Oleh: Sutoyo Abadi (Koordinator Kajian Politik Merah Putih)
KNews.id- Aspirasi usulan mengembalikan UUD 1945 ke naskah asli untuk kemudian disempurnakan dengan adendum, akan dikemas seolah olah untuk melawan Oligarki dan merontokkan UUD 2002.
Justru oleh penguasa akan dijadikan bargaining posisition dengan perpanjangan masa jabatan Presiden. Dibungkus ide dalam kemasan seolah Presiden akan memenuhi aspirasi masyarakat. Dekrit kembali ke UUD 45 asli dengan adendum, dengan perpanjangan masa jabatan Presiden, akan nyasar ke Pasal 7 UUD45 naskah asli yang menyebutkan: “Presiden dan Wakil Presiden memegang jabatannya selama masa lima tahun dan sesudahnya dapat dipilih kembali.” Interpretasi kalimatnya jelas: setelah masa jabatan pertama (5 tahun), dapat dipilih kembali (untuk masa jabatan 5 tahun ke-2 ), hanya sekali lagi, akan diubah boleh di pilih berkali kali.
Dalam rancangan adendum UUD 1945 asli, menjadi tidak ada pembatasan jabatan Presiden. Seorang Presiden, bisa menjadi Presiden berkali-kali tanpa ada batasan periode jabatan, seperti yang terjadi di era Rezim Soeharto. Ide ini sangat mungkin juga mengikuti dan terinspirasi sukses Xi Jinping yang akan bisa menjadi Presiden seumur hidup.

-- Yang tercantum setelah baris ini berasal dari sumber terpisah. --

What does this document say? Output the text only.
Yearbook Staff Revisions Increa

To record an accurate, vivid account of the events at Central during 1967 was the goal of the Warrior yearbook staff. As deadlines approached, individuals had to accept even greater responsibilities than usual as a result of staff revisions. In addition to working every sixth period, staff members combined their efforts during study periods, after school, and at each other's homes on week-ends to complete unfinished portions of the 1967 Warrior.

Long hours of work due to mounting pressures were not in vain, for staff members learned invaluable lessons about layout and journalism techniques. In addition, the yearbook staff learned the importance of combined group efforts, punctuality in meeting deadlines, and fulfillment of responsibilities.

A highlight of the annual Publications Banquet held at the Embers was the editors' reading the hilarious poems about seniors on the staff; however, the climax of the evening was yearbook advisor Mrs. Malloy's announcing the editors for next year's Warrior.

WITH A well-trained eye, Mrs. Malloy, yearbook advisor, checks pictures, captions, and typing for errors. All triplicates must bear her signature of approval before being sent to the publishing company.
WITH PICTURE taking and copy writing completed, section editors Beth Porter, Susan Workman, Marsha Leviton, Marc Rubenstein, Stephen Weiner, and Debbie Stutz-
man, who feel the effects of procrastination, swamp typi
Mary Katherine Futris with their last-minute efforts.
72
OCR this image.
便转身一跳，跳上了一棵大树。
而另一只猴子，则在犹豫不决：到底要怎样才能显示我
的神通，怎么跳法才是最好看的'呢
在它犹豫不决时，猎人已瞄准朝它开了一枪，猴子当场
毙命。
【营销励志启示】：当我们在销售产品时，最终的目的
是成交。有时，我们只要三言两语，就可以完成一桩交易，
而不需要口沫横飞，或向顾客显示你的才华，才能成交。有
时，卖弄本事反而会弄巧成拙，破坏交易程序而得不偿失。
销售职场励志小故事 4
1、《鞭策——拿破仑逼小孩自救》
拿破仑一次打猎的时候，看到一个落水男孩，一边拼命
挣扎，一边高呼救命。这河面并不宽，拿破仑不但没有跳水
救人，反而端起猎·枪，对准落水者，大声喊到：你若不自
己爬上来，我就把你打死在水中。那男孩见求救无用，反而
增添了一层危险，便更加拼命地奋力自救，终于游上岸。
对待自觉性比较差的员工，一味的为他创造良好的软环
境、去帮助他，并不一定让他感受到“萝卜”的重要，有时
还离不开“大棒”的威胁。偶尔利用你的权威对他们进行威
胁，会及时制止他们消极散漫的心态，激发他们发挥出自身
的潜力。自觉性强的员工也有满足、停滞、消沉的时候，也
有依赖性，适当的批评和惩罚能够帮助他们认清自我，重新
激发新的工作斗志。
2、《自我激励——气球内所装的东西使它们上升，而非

Ide kembali ke UUD 1945 asli ini justru akan menjadi makanan dan santapan oligarki, Presiden kembali berkali-kali dan tanpa perlu mengadakam Pilpres. Kekuatan finansial oligargi dipastikan akan membackup proses politiknya. Gambaran skenarionya agar mudah ditangkap dan dipahami masyarakat luas, bahwa : Presiden Jokowi mengeluarkan dekrit yang isinya kembali ke UUD 1945 asli. Pemilu hanya untuk memilih Partai Politik, seperti era Orba. Pilpres cukup via MPR dimana syaratnya tidak ada lagi batasan 2 periode jabatan Presiden. Jokowi maju Capres lagi dan dimenangkan secara aklamasi oleh MPR RI.